I write entirely to find out what I'm thinking, what I'm looking at, what I see and what it means. What I want and what I fear.  – Joan Didion

I have had this thing since I was a small child and wrote my first poem. It has plagued me ever since.

My best work seems to come out of me when I am in the greatest amount of pain.

I fight this and try hard to write non-emotional equally good material and feel I falter.  My poems dating back to when I was age 7 are full of agony, written in the midst of some major seven year old crisis. This blog is nothing but painful writing.

Is angst my only "voice"?

Is it possible to be a good writer and NOT be in a constant angst?  Must I forever be the dark, brooding lady teetering on the edge of an abysmal existence in order to write anything of value?

I have prompts in my head, adoption topics, and I just cannot seem to get them to paper (or keyboard in this case). I realize I am doing "well" and am happier and I fear that is effecting my writing.

Guh.

Dawn? Skeeto? Someone?

7 Thoughts.

  1. I have the exact same experience.
    Maybe some people are just more prone to look into darkness. and.. I am not convinced that is necessarily “bad” fwiw.
    However it does make it harder to write if you’re tired of looking into the darkness.

  2. I think our best writing comes from being in touch with our feelings, good or bad. To me, it sounds completely normal to have your best writing when your feelings are the most powerful. That’s why so many writers are advised to write what they know.
    And some writers are more “facts” while others are more “feeling.” Personally, I prefer those who write with feelings over facts. It brings you closer and gives you more of a connection to what you are reading.
    Personal stories are just as important as any fact out there!

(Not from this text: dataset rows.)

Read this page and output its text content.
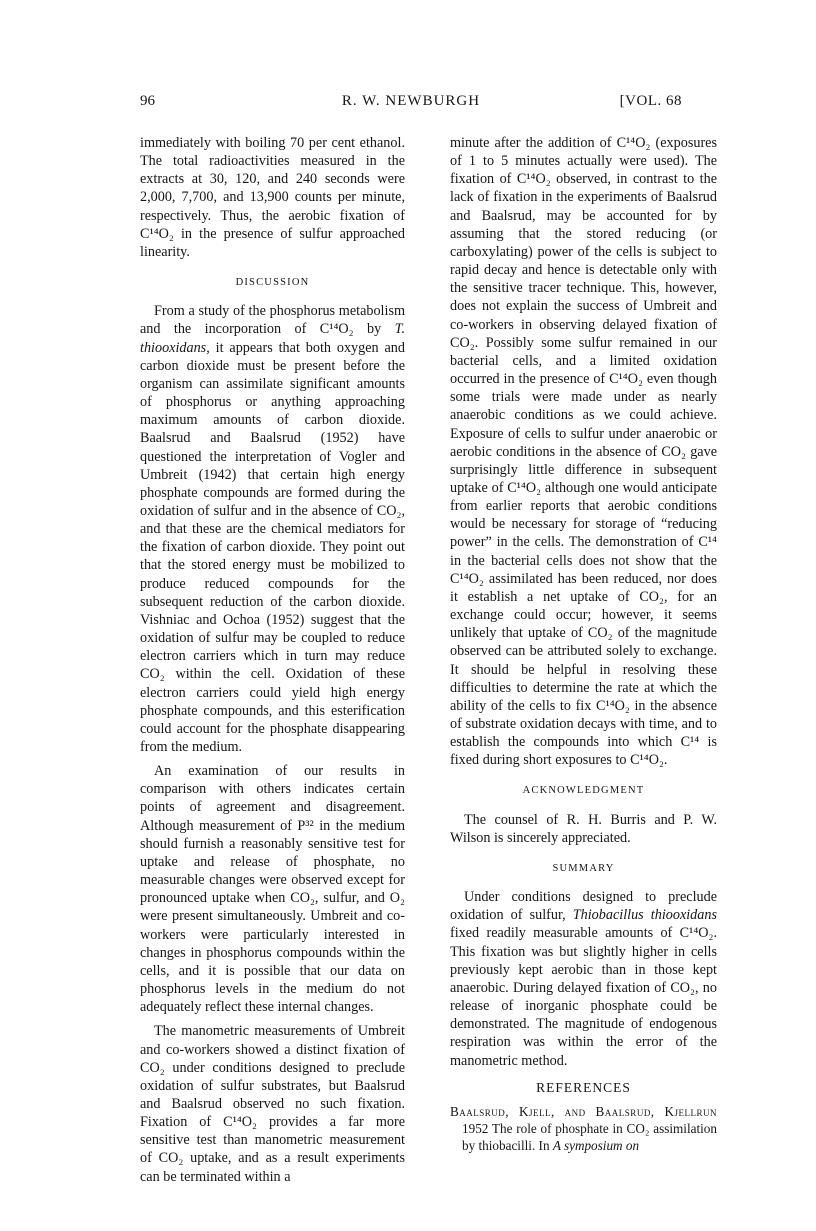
96	R. W. NEWBURGH	[VOL. 68

immediately with boiling 70 per cent ethanol. The total radioactivities measured in the extracts at 30, 120, and 240 seconds were 2,000, 7,700, and 13,900 counts per minute, respectively. Thus, the aerobic fixation of C¹⁴O₂ in the presence of sulfur approached linearity.

DISCUSSION

From a study of the phosphorus metabolism and the incorporation of C¹⁴O₂ by T. thiooxidans, it appears that both oxygen and carbon dioxide must be present before the organism can assimilate significant amounts of phosphorus or anything approaching maximum amounts of carbon dioxide. Baalsrud and Baalsrud (1952) have questioned the interpretation of Vogler and Umbreit (1942) that certain high energy phosphate compounds are formed during the oxidation of sulfur and in the absence of CO₂, and that these are the chemical mediators for the fixation of carbon dioxide. They point out that the stored energy must be mobilized to produce reduced compounds for the subsequent reduction of the carbon dioxide. Vishniac and Ochoa (1952) suggest that the oxidation of sulfur may be coupled to reduce electron carriers which in turn may reduce CO₂ within the cell. Oxidation of these electron carriers could yield high energy phosphate compounds, and this esterification could account for the phosphate disappearing from the medium.

An examination of our results in comparison with others indicates certain points of agreement and disagreement. Although measurement of P³² in the medium should furnish a reasonably sensitive test for uptake and release of phosphate, no measurable changes were observed except for pronounced uptake when CO₂, sulfur, and O₂ were present simultaneously. Umbreit and co-workers were particularly interested in changes in phosphorus compounds within the cells, and it is possible that our data on phosphorus levels in the medium do not adequately reflect these internal changes.

The manometric measurements of Umbreit and co-workers showed a distinct fixation of CO₂ under conditions designed to preclude oxidation of sulfur substrates, but Baalsrud and Baalsrud observed no such fixation. Fixation of C¹⁴O₂ provides a far more sensitive test than manometric measurement of CO₂ uptake, and as a result experiments can be terminated within a

minute after the addition of C¹⁴O₂ (exposures of 1 to 5 minutes actually were used). The fixation of C¹⁴O₂ observed, in contrast to the lack of fixation in the experiments of Baalsrud and Baalsrud, may be accounted for by assuming that the stored reducing (or carboxylating) power of the cells is subject to rapid decay and hence is detectable only with the sensitive tracer technique. This, however, does not explain the success of Umbreit and co-workers in observing delayed fixation of CO₂. Possibly some sulfur remained in our bacterial cells, and a limited oxidation occurred in the presence of C¹⁴O₂ even though some trials were made under as nearly anaerobic conditions as we could achieve. Exposure of cells to sulfur under anaerobic or aerobic conditions in the absence of CO₂ gave surprisingly little difference in subsequent uptake of C¹⁴O₂ although one would anticipate from earlier reports that aerobic conditions would be necessary for storage of “reducing power” in the cells. The demonstration of C¹⁴ in the bacterial cells does not show that the C¹⁴O₂ assimilated has been reduced, nor does it establish a net uptake of CO₂, for an exchange could occur; however, it seems unlikely that uptake of CO₂ of the magnitude observed can be attributed solely to exchange. It should be helpful in resolving these difficulties to determine the rate at which the ability of the cells to fix C¹⁴O₂ in the absence of substrate oxidation decays with time, and to establish the compounds into which C¹⁴ is fixed during short exposures to C¹⁴O₂.

ACKNOWLEDGMENT

The counsel of R. H. Burris and P. W. Wilson is sincerely appreciated.

SUMMARY

Under conditions designed to preclude oxidation of sulfur, Thiobacillus thiooxidans fixed readily measurable amounts of C¹⁴O₂. This fixation was but slightly higher in cells previously kept aerobic than in those kept anaerobic. During delayed fixation of CO₂, no release of inorganic phosphate could be demonstrated. The magnitude of endogenous respiration was within the error of the manometric method.

REFERENCES

Baalsrud, Kjell, and Baalsrud, Kjellrun 1952 The role of phosphate in CO₂ assimilation by thiobacilli. In A symposium on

  3. I agree that angst can be a great motivator – a feeling like I MUST WRITE THIS OR DIE. And it’s harder when one is in a more content space. BUT I also think that these more calm feelings can lead to more ‘mature’ writing, if that makes sense. It’s a different kind of relationship to writing – the intense flash of infatuation or “honeymooning” vs the contentment of a long term relationship. I also think that much can be said for “distance.” I like to refer to notes written in a white heat, but to actually write and revise from a more stable place.

  4. Angst stops me cold. Ambivalence, stress, etc. simply drain my brain. The interaction that follows writing is a great motivator, too. Regardless of whether they’re positive or negatives, the reactions of others motivate me to write more.

  5. Suz, was thinking about this more on the way home.
    I think I agree that some people just write out of feelings. I’m one. INFP, makes sense. So if there’s passion in it for me, I can write.
    Unfortunately?, my deepest most passionate feelings are rather dark ones. For me this is tied up in the neverending experience of depression, for other people maybe it’s from life experiences.
    However, when I think about the positives that I feel some passion for, I can write about them.
    That is what works for me, when I care to make it work–not fighting myself as an emotional writer, but deliberately using the positive passions to write about something that’s not “angst.”
    Writing for me is not a career at all though, and I don’t intend it to be. So I don’t work hard at it. But if it were to become a career, that’s what I’d be doing–looking for the positive things in life that I do have some passion for.
    Also agree with Susan that it makes for more mature writing, more even, better even.